Dia bahkan tidak ingin menyebutkan namanya, jadi dia mengatakan ‘dia’, tapi Pervin langsung mengerti.
“Apa?”
Kulit Pervin tiba-tiba memburuk. Aku meletakkan tanganku di pipinya seolah ingin meyakinkannya. Tambahnya sambil membelai pipi putih tak berdarahnya seolah sedang marah.
“Tapi itu saja.”
“Irwen, kamu tidak perlu malu padaku. Jika terjadi sesuatu padamu, akulah yang harus menghadapinya dan melindungimu, suamimu. Jadi…”
“Kalau begitu periksa sendiri.”
Aku mengangkat tumitku sedikit. Aku menoleh dan menatapnya dengan menggoda. Bibir kami saling menggelitik seolah bersentuhan atau tidak. Aku bergumam pelan agar bisa didengar secara terbuka.
“Cobalah dan lihat apakah aku bisa merasakan selera pria lain di bibirku. Tidak, biarkan aku memeriksanya untukmu.”
Itu jelas merupakan pernyataan berani yang tidak akan saya ucapkan jika saya sadar. Tapi karena Sibelom mengawasi dari atas, aku terpaksa melakukan ini. Saya harus menunjukkan bahwa hubungan saya dengan Pervin kuat. Karena Sibelom sepertinya tidak percaya hubungan kami membaik. Aku dengan lembut meletakkan bibirku di bibir Pervin. Pervin biarkan aku melakukan apa yang aku lakukan untuk sementara waktu. Meski aku menghembuskan nafas berat, meski aku melahap bibirnya yang terbuka dengan bibirku yang kering, meski aku dengan kikuk membenturkan giginya. Dan sudah berapa lama? Terdengar suara gemerisik di pohon. Jelas sekali bahwa Sibelom-lah yang melampiaskan amarahnya sendiri. Saya pikir jika saya sampai sejauh ini, itu akan terbukti. Aku memisahkan bibirku dari bibir Pervin dan menarik napas. Tapi kemudian. Pervin mengangkatku dan membawaku ke bawah pohon. Dia membuatku bersandar pada pohon dan segera mencondongkan tubuh ke arahku. Dia mencium rambutku dan berbisik.
“Satu-satunya aroma yang bisa kucium adalah kamu.”
“Tentu saja, ini tubuhku.”
“Itulah yang membuatku tidak puas.”
Pervin meraih tanganku dan meletakkannya di dadanya. Jantungnya berdebar lebih kencang dibandingkan saat dia menunggang kuda tadi. Mata hijau pucatnya telah lama dipenuhi dengan hasrat posesif yang mendalam.
“Kamu harus berbau seperti aku, karena kamu milikku.”
Tanpa ada waktu untuk menjawab, dia menurunkan kerah di leherku. Bibir, pipi, tulang selangka. Hampir tidak ada tempat yang tidak dilewati oleh bibirnya. Saya merasa seperti saya menemui sesuatu yang lebih besar ketika mencoba menghindari sesuatu yang kecil. Bibirnya yang panas mendarat di kulit tipisnya. Saat itu, aku merasakan sakit yang menyengat di leherku, seperti seekor lebah menggigitku.

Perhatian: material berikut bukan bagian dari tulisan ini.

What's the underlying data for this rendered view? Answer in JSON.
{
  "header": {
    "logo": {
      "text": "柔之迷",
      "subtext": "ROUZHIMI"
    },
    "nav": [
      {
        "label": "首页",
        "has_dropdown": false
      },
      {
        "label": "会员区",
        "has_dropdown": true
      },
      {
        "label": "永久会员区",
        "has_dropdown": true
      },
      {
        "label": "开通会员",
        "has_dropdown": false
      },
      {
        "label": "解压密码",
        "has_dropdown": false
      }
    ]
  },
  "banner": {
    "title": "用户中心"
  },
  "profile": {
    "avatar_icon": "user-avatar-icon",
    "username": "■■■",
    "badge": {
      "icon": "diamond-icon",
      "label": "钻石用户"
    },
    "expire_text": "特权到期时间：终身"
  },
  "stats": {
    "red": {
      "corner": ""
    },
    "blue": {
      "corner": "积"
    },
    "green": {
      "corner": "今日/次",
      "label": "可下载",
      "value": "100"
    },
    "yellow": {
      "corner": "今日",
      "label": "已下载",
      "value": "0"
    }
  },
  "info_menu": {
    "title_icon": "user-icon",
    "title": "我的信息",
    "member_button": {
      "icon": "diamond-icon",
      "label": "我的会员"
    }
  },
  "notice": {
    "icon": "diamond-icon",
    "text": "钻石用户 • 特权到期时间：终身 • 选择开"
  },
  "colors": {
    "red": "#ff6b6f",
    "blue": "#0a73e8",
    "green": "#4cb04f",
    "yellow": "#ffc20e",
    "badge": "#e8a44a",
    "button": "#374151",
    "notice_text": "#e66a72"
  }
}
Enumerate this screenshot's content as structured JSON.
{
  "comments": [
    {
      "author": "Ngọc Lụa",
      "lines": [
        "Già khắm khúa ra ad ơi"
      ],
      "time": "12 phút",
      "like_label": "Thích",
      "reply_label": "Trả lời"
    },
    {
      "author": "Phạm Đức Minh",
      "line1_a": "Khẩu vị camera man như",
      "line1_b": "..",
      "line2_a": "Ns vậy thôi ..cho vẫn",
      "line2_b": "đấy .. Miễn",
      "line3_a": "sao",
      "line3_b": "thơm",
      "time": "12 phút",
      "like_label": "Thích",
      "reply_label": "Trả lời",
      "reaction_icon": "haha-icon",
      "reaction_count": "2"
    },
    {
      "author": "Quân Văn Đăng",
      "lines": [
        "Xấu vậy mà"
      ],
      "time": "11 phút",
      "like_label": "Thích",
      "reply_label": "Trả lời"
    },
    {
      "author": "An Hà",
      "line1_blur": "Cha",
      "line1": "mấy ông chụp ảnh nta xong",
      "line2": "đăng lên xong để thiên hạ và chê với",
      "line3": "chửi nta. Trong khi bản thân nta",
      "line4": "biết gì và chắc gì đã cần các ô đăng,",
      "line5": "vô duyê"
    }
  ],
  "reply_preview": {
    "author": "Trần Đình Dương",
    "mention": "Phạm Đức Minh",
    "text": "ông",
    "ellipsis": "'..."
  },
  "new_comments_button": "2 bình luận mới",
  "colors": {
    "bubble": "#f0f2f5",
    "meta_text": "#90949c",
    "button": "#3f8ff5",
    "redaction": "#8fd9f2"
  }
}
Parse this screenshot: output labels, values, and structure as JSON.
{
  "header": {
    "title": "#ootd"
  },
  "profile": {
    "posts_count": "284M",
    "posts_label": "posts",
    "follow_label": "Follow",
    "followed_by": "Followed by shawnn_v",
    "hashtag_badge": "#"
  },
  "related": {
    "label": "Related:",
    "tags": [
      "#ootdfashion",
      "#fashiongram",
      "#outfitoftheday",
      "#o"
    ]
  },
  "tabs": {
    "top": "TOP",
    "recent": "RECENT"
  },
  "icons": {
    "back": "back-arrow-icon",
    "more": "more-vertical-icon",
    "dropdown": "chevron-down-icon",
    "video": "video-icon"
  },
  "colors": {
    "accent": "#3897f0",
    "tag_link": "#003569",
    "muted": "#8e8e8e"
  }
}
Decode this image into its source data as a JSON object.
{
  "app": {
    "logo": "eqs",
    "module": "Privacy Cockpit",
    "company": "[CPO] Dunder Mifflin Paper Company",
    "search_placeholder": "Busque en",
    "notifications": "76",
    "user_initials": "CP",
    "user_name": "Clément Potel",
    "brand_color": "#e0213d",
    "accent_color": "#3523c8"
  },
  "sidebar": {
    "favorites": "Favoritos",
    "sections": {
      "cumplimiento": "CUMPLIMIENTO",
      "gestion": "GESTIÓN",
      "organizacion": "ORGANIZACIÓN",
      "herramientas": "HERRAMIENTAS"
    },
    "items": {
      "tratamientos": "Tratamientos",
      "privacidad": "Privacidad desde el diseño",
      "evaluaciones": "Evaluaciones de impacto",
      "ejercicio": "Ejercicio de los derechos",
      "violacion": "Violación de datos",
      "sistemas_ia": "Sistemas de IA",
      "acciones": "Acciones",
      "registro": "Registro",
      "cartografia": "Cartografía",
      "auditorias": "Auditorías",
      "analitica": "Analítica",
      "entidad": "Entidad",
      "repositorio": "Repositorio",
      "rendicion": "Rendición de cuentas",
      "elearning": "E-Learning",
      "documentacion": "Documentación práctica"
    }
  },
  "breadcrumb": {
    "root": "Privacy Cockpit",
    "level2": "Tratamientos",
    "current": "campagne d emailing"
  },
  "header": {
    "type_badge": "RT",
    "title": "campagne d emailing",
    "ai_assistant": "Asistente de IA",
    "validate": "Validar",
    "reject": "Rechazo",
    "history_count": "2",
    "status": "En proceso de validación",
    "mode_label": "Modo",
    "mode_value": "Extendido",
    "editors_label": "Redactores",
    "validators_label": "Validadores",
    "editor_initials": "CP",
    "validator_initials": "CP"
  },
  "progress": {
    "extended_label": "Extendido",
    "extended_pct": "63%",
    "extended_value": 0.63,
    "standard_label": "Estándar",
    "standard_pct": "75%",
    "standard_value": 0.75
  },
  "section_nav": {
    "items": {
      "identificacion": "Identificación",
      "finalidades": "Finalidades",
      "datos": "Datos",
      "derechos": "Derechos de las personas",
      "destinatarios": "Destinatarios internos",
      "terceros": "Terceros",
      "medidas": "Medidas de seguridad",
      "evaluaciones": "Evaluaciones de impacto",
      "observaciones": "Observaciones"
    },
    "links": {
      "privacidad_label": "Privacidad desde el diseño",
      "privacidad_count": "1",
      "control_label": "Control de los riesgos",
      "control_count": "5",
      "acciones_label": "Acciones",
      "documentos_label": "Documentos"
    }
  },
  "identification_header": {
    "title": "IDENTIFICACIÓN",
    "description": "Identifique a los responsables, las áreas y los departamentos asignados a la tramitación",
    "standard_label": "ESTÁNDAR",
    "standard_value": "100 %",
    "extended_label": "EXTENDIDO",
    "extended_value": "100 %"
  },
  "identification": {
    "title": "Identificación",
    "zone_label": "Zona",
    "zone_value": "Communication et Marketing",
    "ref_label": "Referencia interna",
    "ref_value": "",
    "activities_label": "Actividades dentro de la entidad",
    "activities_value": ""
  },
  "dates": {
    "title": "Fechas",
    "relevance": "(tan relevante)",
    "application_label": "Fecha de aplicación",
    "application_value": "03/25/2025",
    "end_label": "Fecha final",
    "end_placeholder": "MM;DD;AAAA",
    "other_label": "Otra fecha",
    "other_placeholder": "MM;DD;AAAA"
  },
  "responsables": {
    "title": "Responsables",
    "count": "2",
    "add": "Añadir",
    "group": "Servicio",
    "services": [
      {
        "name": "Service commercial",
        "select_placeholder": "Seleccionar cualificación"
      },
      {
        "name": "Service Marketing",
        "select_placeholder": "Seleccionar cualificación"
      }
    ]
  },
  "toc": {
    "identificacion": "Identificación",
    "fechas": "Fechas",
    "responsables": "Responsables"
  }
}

Aku merasakan air mata mengalir di mataku. Di saat yang sama, bibir Pervin meninggalkan leherku.
Dia tampak menyesal dan puas pada saat bersamaan.
“Apakah itu sangat menyakitkan?”
“Tentu saja! Saya merasa seperti disengat lebah.”
“Maaf.”
Pervin mengeluarkan saputangan dari sakunya dengan tatapan mengantuk di matanya. Dia dengan penuh kasih sayang melingkarkan saputangannya di leherku dan menundukkan kepalanya lagi.
“Aku sangat mencintaimu hingga aku tidak bisa berhenti. Maaf.”
“…”
“Ayo pulang dulu dan membicarakannya. Jika saya melakukan kesalahan saat makan malam, saya akan terlambat.”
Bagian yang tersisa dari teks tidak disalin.